1) Ask for a reference
Getting some sort of reference will help diffuse any worries you may have about explaining your exit to prospective future employers. In fact, your chances of walking out with a decent reference are better than you might think. These days, employers are so worried about possible legal issues that can result from giving a poor reference that you’ll find they’re generally very limited on detail. They will often just confirm your job title and dates of employment and only occasionally give details of reasons for leaving. So unless you’ve been fired for gross misconduct, such as harassing a colleague, your employers are unlikley to say anything negative about you in a reference.
2) Quit before you’re fired
Resigning before it gets to an unpleasant dismissal does make more sense if you’re truly dissatisfied with your job. Your boss may have noticed that your performance has been suffering recently, but you could be avoiding the truth: that deep down inside, you know you’re slacking because you hate your job. You may even subconsciously want to be fired. If that’s the case, the solution is to start looking for another job right away.
3) Ask for a promotion
If you decide that you’re so dissatisfied with your job that resigning is the best solution, your next move is to march straight into the boss’s office—not to say you’re leaving, but to air your grievances.
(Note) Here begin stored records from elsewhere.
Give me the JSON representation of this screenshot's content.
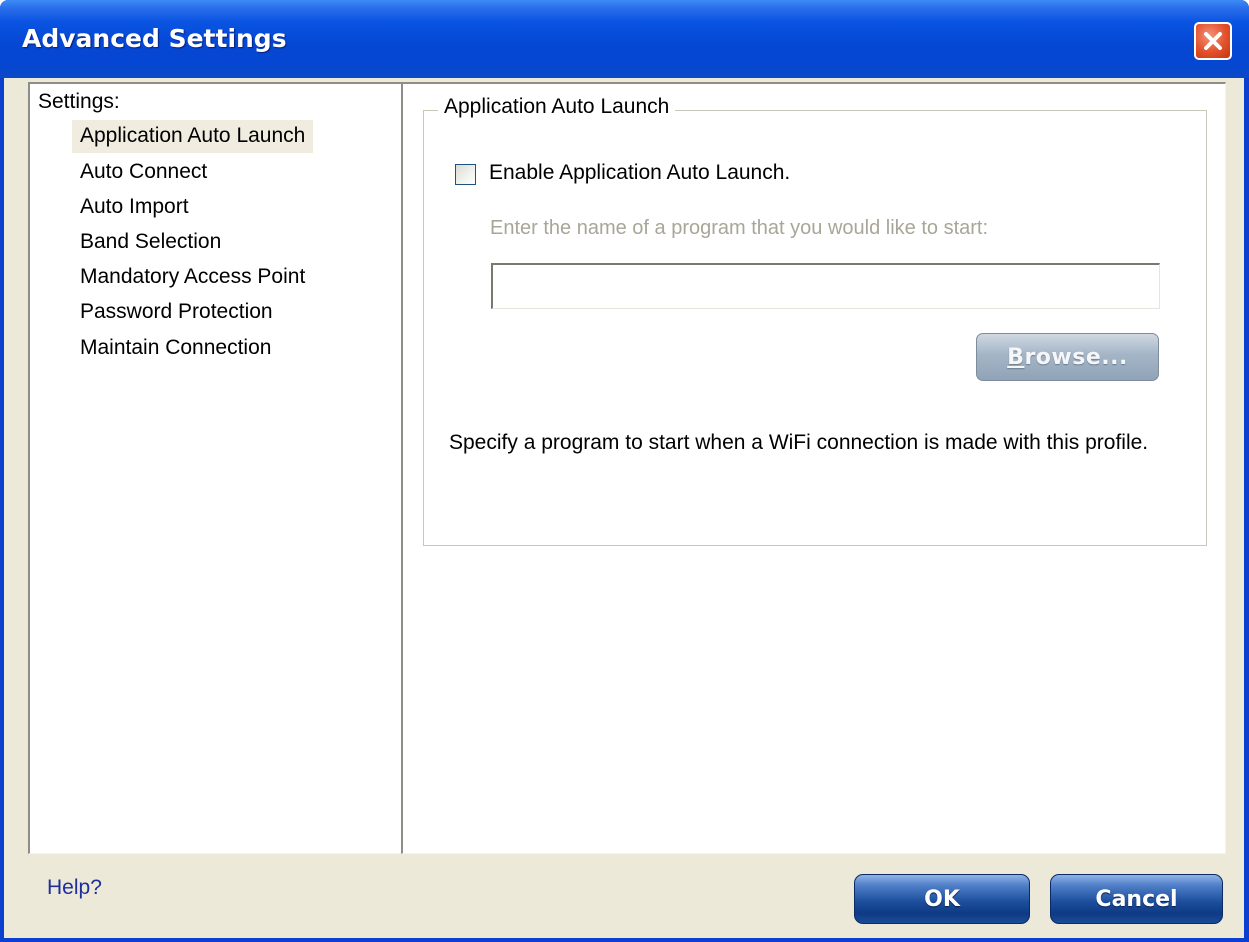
{
  "window": {
    "title": "Advanced Settings",
    "close_icon": "close-icon"
  },
  "nav": {
    "header": "Settings:",
    "selected": "Application Auto Launch",
    "items": [
      "Application Auto Launch",
      "Auto Connect",
      "Auto Import",
      "Band Selection",
      "Mandatory Access Point",
      "Password Protection",
      "Maintain Connection"
    ]
  },
  "content": {
    "group_title": "Application Auto Launch",
    "checkbox_label": "Enable Application Auto Launch.",
    "checkbox_checked": false,
    "prompt": "Enter the name of a program that you would like to start:",
    "program_value": "",
    "browse_pre": "B",
    "browse_rest": "rowse...",
    "description": "Specify a program to start when a WiFi connection is made with this profile."
  },
  "footer": {
    "help": "Help?",
    "ok": "OK",
    "cancel": "Cancel"
  },
  "colors": {
    "titlebar": "#0548d4",
    "dialog_face": "#ece9d8",
    "close_button": "#e2502c",
    "primary_button": "#1d4f9e",
    "disabled_button": "#a4b5c6",
    "help_link": "#1d2f9b"
  }
}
Say how you feel, state clearly what you want and ask what plans, if any, the company really has for your future in the company. Voicing your desires provides a context when you do give notice and may even help to make what you’re seeking much clearer in your own mind, as you look for a new job. Sometimes an employer has no idea that you have any difficulties with your job and, if your work is satisfactory and valued, may make an effort to accommodate your concerns. You may end up not resigning after all.
4) Turn getting fired into an asset
The moment of truth has arrived, when an interviewer asks you why you left your previous job. Don’t panic. Spend some time putting together three or four sentences that sum up how you have dealt with, understood and moved on from your dismissal. Rehearse this little speech over and over again. If you put a positive spin on the situation, a prospective employer will usually accept it and may even be impressed by your ability to handle problems and to learn something from them.
5) Don’t plead your case
When discussing the unfortunate way your previous job ended with an interviewer—or anyone, really—don’t try to defend yourself with detailed complaints about what “they” did to you. Don’t be morose or express anger or bitterness over the situation. If you get caught up in the heat of the moment, use these tricks to calm down fast. And, most importantly, don’t badmouth anybody.
6) Ashamed? Get over it
You might never have imagined that someone as skilled and talented as you could possibly be without paid employment for an extended period of time. What’s more, the idea of filing for unemployment benefits makes you feel uneasy, like asking for a handout, when you’re not actually destitute. Get past that mental block and use this time to mentally recover from your layoff. So don’t feel embarrassed about accepting what’s being offered. Take it with a clean conscience—after all, you’ve worked hard for it.